The head of the club has worked out some special considerations for you. He’s going to ask the other club members to make some changes that will hopefully appease the family members who don’t like the club anymore. They might even appease that Nigel bloke, though that seems unlikely. He just hates the club.
But hold on. Imagine what might happen if, after all this wrangling with the head of the club and the other neighbours in the club, your house ups-and-leaves anyway? I’m not certain, but I get the feeling the others might not like you as much anymore. You’ve messed them around for ages, then cleared off anyway. Maybe it was the right thing to do, but you’ve not done it in a particularly nice way.
Suddenly, you’re not invited to the really nice afternoon teas. Someone down the road had borrowed your lawnmower and now they’re avoiding your calls. Your next door neighbour doesn’t want to help you trim the hedge between your gardens anymore and no-one is around on games night. Everything’s gone sour.
Look, I’m gonna come out and say it. Instinctively, I like the special club. I like what it’s about, in a United-Federation-of-Planets-let’s-all-try-being-friends sort of way. I rather like the other members of the club. They’ve got cracking cultures, make excellent art and music and food, are largely aligned to us and our values in a vague liberal/Western/democracy sort of vein, and are generally nice guys. We tried being enemies for a while, but being friends just turned out better. And I’m honestly worried about upsetting our friends. Maybe that’s infantile, or naïve, and maybe politics doesn’t work like that. I don’t know. I just like the special club, is all. Give me a break.

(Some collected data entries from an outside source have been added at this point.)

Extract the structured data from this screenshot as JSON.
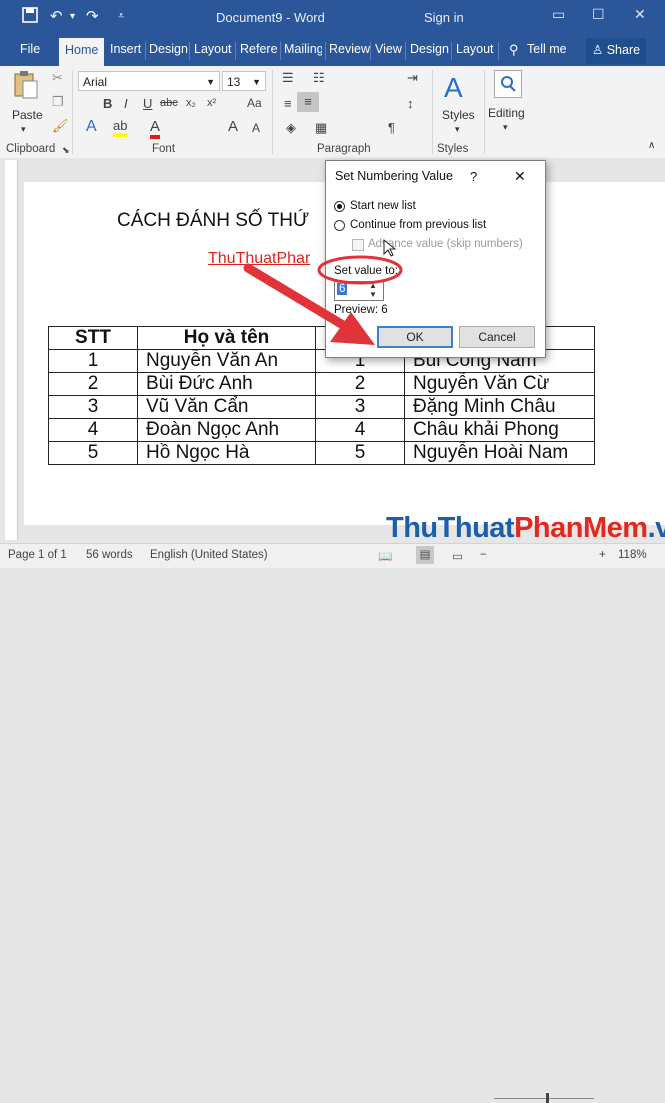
{
  "window": {
    "document_title": "Document9 - Word",
    "sign_in": "Sign in",
    "save_icon": "save-icon",
    "undo_icon": "undo-icon",
    "redo_icon": "redo-icon",
    "customize_icon": "customize-icon"
  },
  "tabs": [
    "File",
    "Home",
    "Insert",
    "Design",
    "Layout",
    "Referer",
    "Mailing",
    "Review",
    "View",
    "Design",
    "Layout",
    "Tell me",
    "Share"
  ],
  "ribbon": {
    "clipboard": {
      "paste": "Paste",
      "group": "Clipboard"
    },
    "font": {
      "name": "Arial",
      "size": "13",
      "group": "Font"
    },
    "paragraph": {
      "group": "Paragraph"
    },
    "styles": {
      "label": "Styles",
      "group": "Styles"
    },
    "editing": {
      "label": "Editing"
    }
  },
  "document": {
    "heading": "CÁCH ĐÁNH SỐ THỨ",
    "subheading": "ThuThuatPhar",
    "table": {
      "headers": [
        "STT",
        "Họ và tên",
        "",
        ""
      ],
      "rows": [
        [
          "1",
          "Nguyễn Văn An",
          "1",
          "Bùi Công Nam"
        ],
        [
          "2",
          "Bùi Đức Anh",
          "2",
          "Nguyễn Văn Cừ"
        ],
        [
          "3",
          "Vũ Văn Cẩn",
          "3",
          "Đặng Minh Châu"
        ],
        [
          "4",
          "Đoàn Ngọc Anh",
          "4",
          "Châu khải Phong"
        ],
        [
          "5",
          "Hồ Ngọc Hà",
          "5",
          "Nguyễn Hoài Nam"
        ]
      ]
    }
  },
  "dialog": {
    "title": "Set Numbering Value",
    "help": "?",
    "close": "✕",
    "option_start": "Start new list",
    "option_continue": "Continue from previous list",
    "advance": "Advance value (skip numbers)",
    "set_value_label": "Set value to:",
    "set_value": "6",
    "preview": "Preview: 6",
    "ok": "OK",
    "cancel": "Cancel",
    "selected_option": "Start new list"
  },
  "status": {
    "page": "Page 1 of 1",
    "words": "56 words",
    "language": "English (United States)",
    "zoom": "118%"
  },
  "watermark": {
    "part1": "ThuThuat",
    "part2": "PhanMem",
    "part3": ".vn"
  },
  "colors": {
    "accent": "#2b579a",
    "annotation_red": "#e0343a",
    "watermark_blue": "#1b5fa8",
    "watermark_red": "#e12a1f"
  }
}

This week, the Trumpsday Clock is set forward to EIGHT MINUTES to Trumpsday. Iowa knocked Donald Trump back on the 1st of February. For a glorious brief moment, Trump’s campaign looked like it might have been in major trouble. Unfortunately, Trump stormed New Hampshire on Tuesday night. He got 35% of the vote and as many nomination-winning delegates as the next three candidates combined. Trump has reversed his momentum, so I’ve reversed the clock and moved it two minutes forward. Further wins (South Carolina on the 20th of this month could go Trump) will doubtless move the clock ever closer to Trumpsday, that terrible moment when Donald becomes Mr President. Perhaps we should stay in the EU, but leave NATO? It might be a liability to be in a Trump-led NATO, after all and maybe that will satiate the quitting-appetite of UKIP and friends?